Мертвец идёт по Москве.

Дома ждёт человек с письмом от друга из Харькова, от Леонида. И билеты на скрипичный концерт татарской музыки в Консерватории, Ягья эфенди – "Татарин на могиле матери", "Новая Хайтарма", "Революция в музыке".

Не пойти? Дать себе право побыть без людей – сегодня? Отпустить, уговорясь на завтра, приехавшего? отговориться? Никто не дал права на такие свободы! Жизнь идёт, и обижать людей потому, что тебе не можется? Запри себя на замок – и живи!

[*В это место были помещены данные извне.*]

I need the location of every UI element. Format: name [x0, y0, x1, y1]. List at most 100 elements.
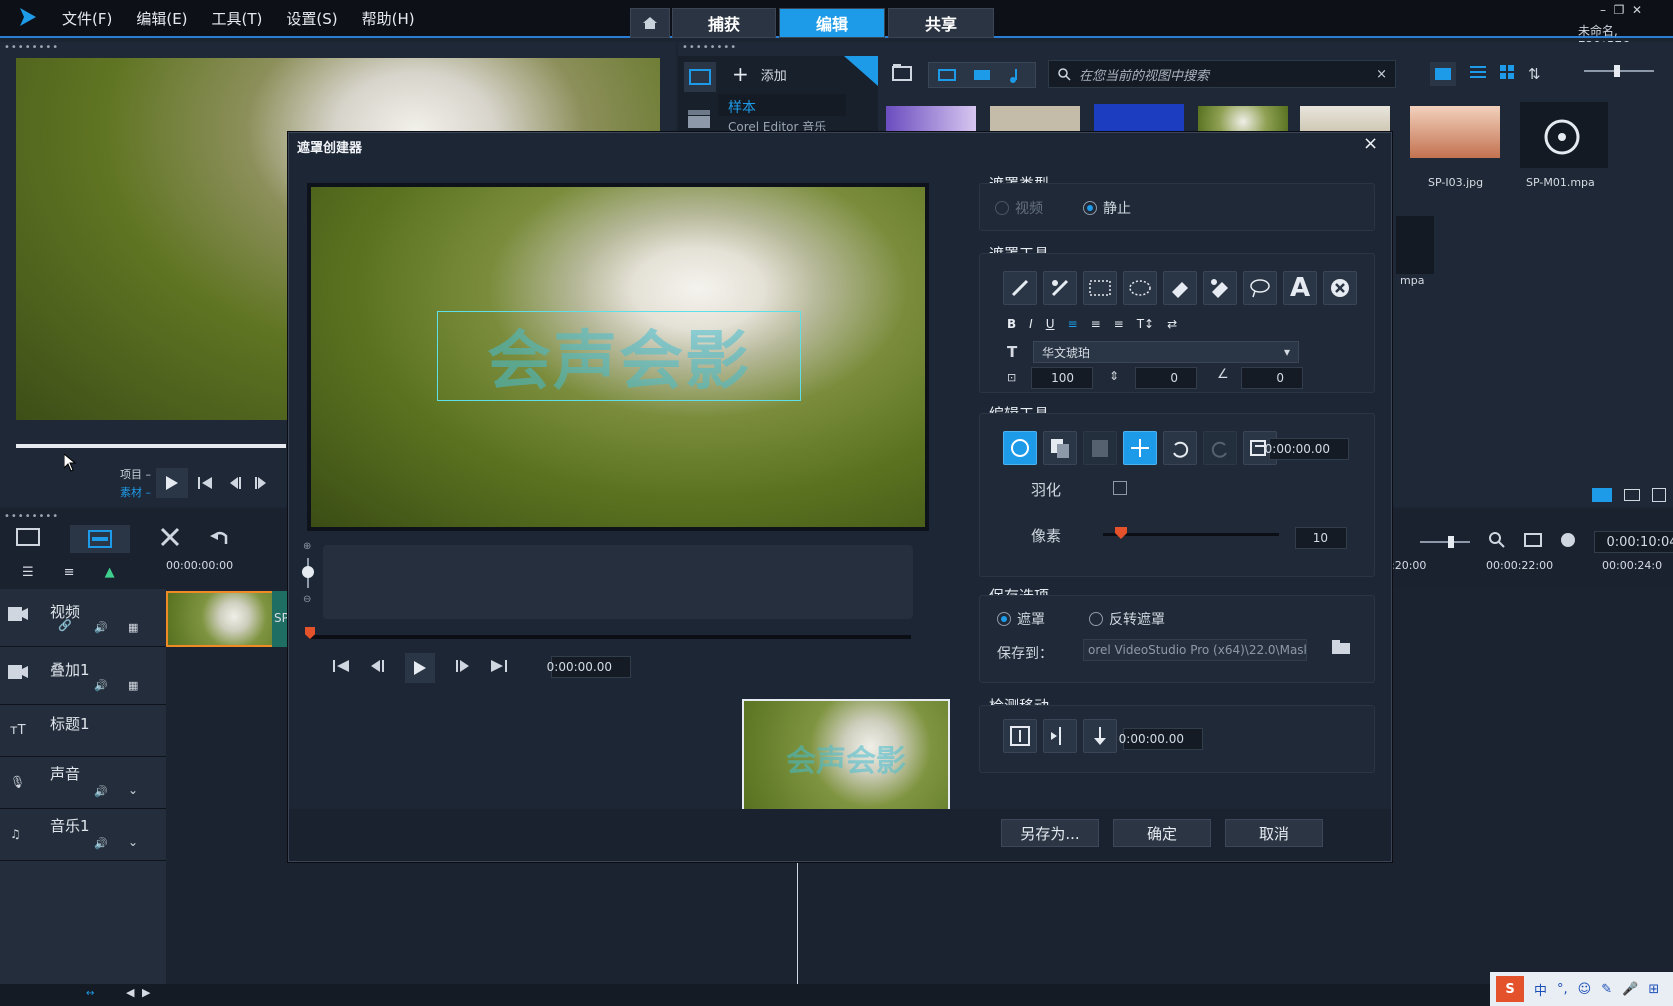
line-spacing-input[interactable]: 0	[1135, 367, 1197, 389]
font-select[interactable]: 华文琥珀 ▾	[1033, 341, 1299, 363]
lasso-tool-button[interactable]	[1243, 271, 1277, 305]
import-media-button[interactable]	[892, 62, 916, 86]
folder-item-sample[interactable]: 样本	[718, 94, 846, 116]
project-mode-label[interactable]: 项目 –	[120, 466, 151, 482]
italic-icon[interactable]: I	[1029, 317, 1033, 331]
playhead-line[interactable]	[797, 859, 798, 984]
player-scrubber[interactable]	[16, 444, 286, 448]
ime-write[interactable]: ✎	[1601, 982, 1612, 997]
mask-preview[interactable]: 会声会影	[311, 187, 925, 527]
align-center-icon[interactable]: ≡	[1091, 317, 1101, 331]
pixel-slider[interactable]	[1103, 527, 1279, 539]
clear-search-icon[interactable]: ×	[1376, 67, 1387, 82]
window-controls[interactable]: – ❐ ✕	[1600, 3, 1642, 17]
copy-button[interactable]	[1043, 431, 1077, 465]
menu-edit[interactable]: 编辑(E)	[136, 8, 187, 29]
dialog-next-frame-button[interactable]	[455, 659, 471, 677]
home-button[interactable]	[630, 8, 670, 38]
ime-voice[interactable]: 🎤	[1622, 982, 1638, 997]
mosaic-icon[interactable]: ▦	[128, 679, 138, 692]
move-tool-button[interactable]	[1123, 431, 1157, 465]
smart-eraser-tool-button[interactable]	[1203, 271, 1237, 305]
thumb-view-button[interactable]	[1430, 62, 1456, 86]
scroll-right-icon[interactable]: ▶	[142, 986, 150, 999]
player-start-button[interactable]	[198, 476, 212, 494]
ellipse-tool-button[interactable]	[1123, 271, 1157, 305]
zoom-in-icon[interactable]	[1488, 531, 1506, 553]
ime-menu[interactable]: ⊞	[1648, 982, 1659, 997]
search-input[interactable]: 在您当前的视图中搜索	[1079, 65, 1368, 84]
volume-icon[interactable]: 🔊	[94, 785, 108, 798]
menu-settings[interactable]: 设置(S)	[286, 8, 337, 29]
track-to-end-button[interactable]	[1003, 719, 1037, 753]
chevron-down-icon[interactable]: ⌄	[128, 783, 138, 797]
library-thumb[interactable]	[990, 106, 1080, 132]
dialog-timecode[interactable]: 0:00:00.00	[547, 656, 631, 678]
volume-icon[interactable]: 🔊	[94, 679, 108, 692]
align-left-icon[interactable]: ≡	[1068, 317, 1078, 331]
ripple-edit-icon[interactable]: ▲	[105, 565, 115, 580]
sort-icon[interactable]: ⇅	[1528, 65, 1541, 83]
align-right-icon[interactable]: ≡	[1114, 317, 1124, 331]
chevron-down-icon[interactable]: ⌄	[128, 835, 138, 849]
feather-checkbox[interactable]	[1113, 481, 1127, 495]
dialog-prev-frame-button[interactable]	[369, 659, 385, 677]
show-photo-button[interactable]	[964, 69, 999, 81]
track-voice[interactable]: 🎙 声音 🔊 ⌄	[0, 757, 166, 809]
panel-grip[interactable]: ••••••••	[4, 511, 59, 522]
undo-button[interactable]	[210, 528, 230, 550]
paste-button[interactable]	[1083, 431, 1117, 465]
text-direction-icon[interactable]: ⇄	[1167, 317, 1177, 331]
zoom-in-icon[interactable]: ⊕	[303, 541, 315, 552]
track-title[interactable]: ᴛT 标题1	[0, 705, 166, 757]
timeline-timecode[interactable]: 0:00:10:04	[1594, 531, 1673, 553]
storyboard-view-button[interactable]	[16, 528, 40, 550]
menu-help[interactable]: 帮助(H)	[362, 8, 415, 29]
dialog-start-button[interactable]	[333, 659, 349, 677]
text-tool-button[interactable]: A	[1283, 271, 1317, 305]
clip-mode-label[interactable]: 素材 –	[120, 484, 151, 500]
track-music[interactable]: ♫ 音乐1 🔊 ⌄	[0, 809, 166, 861]
library-thumb[interactable]	[1094, 104, 1184, 132]
library-panel-options[interactable]	[1592, 488, 1666, 502]
tab-capture[interactable]: 捕获	[672, 8, 776, 38]
scroll-left-icon[interactable]: ◀	[126, 986, 134, 999]
panel-grip[interactable]: ••••••••	[682, 42, 737, 53]
timeline-view-button[interactable]	[70, 525, 130, 553]
thumb-size-slider[interactable]	[1584, 65, 1654, 77]
angle-input[interactable]: 0	[1241, 367, 1303, 389]
menu-tools[interactable]: 工具(T)	[212, 8, 263, 29]
font-size-input[interactable]: 100	[1031, 367, 1093, 389]
tab-share[interactable]: 共享	[888, 8, 994, 38]
pixel-input[interactable]: 10	[1295, 527, 1347, 549]
volume-icon[interactable]: 🔊	[94, 621, 108, 634]
library-thumb[interactable]	[1520, 102, 1608, 168]
save-path-input[interactable]: orel VideoStudio Pro (x64)\22.0\Mask\	[1083, 639, 1307, 661]
dialog-end-button[interactable]	[491, 659, 507, 677]
zoom-out-icon[interactable]: ⊖	[303, 594, 315, 605]
keyframe-zoom[interactable]: ⊕ ⊖	[302, 541, 315, 615]
rect-tool-button[interactable]	[1083, 271, 1117, 305]
player-prev-frame-button[interactable]	[228, 476, 242, 494]
library-search[interactable]: 在您当前的视图中搜索 ×	[1048, 60, 1396, 88]
save-invert-radio[interactable]: 反转遮罩	[1089, 609, 1165, 629]
fit-to-window-icon[interactable]: ↔	[86, 988, 94, 999]
cancel-button[interactable]: 取消	[1225, 819, 1323, 847]
tab-edit[interactable]: 编辑	[779, 8, 885, 38]
brush-tool-button[interactable]	[1003, 271, 1037, 305]
library-thumb[interactable]	[1410, 106, 1500, 158]
smart-brush-tool-button[interactable]	[1043, 271, 1077, 305]
add-folder-button[interactable]: + 添加	[732, 62, 787, 86]
menu-file[interactable]: 文件(F)	[62, 8, 112, 29]
library-thumb[interactable]	[886, 106, 976, 132]
mosaic-icon[interactable]: ▦	[128, 621, 138, 634]
mask-type-still-radio[interactable]: 静止	[1083, 198, 1131, 218]
dialog-close-icon[interactable]: ×	[1363, 133, 1378, 154]
show-audio-button[interactable]	[1000, 67, 1035, 83]
library-thumb[interactable]	[1396, 216, 1434, 274]
show-video-button[interactable]	[929, 69, 964, 81]
tools-button[interactable]	[160, 527, 180, 551]
zoom-slider[interactable]	[1420, 536, 1470, 548]
redo-mask-button[interactable]	[1203, 431, 1237, 465]
add-track-icon[interactable]: ≡	[64, 565, 75, 580]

Но она ещё увидится с Петром Михайловичем, в нежданный день! Она будет идти осенью по тропинке – навестить своих дорогих. На кладбище тихо, как в покинутом парке. Часовня, закрытая. Идёт, загребая ногами – листья.

Взгляд вдруг останавливает её. Не понимает! Точно кто‑то позвал… Переводит глаза – в сером стоячем камне под стеклом – медальон. Светлые глаза под тяжелыми веками с худого лица глядят неотрывно. Они вдвоём! Ещё не хочет понять, не сдается… Черным по серому "Петр Михайлович Р–в". Слезы застлали, не видит. Рушится на колени, лбом о прутья решетки: УМЕР! Господи Боже мой!

ГЛАВА 4

ЕЩЕ ОБ АНДРЕЕ

Семь лет спустя от дня, когда Ника провожала на I пристань Андрея и Анну Васильевну, ей судьба привела быть в Париже. Узнав, что она здесь, Андрей приехал с границ Испании, где жил со своим братом. Родители его давно I умерли. (В год голода Нике удалось послать им посылку съестного, всего одну, сама жила впроголодь с сыном. Они ответили ей благодарностью.)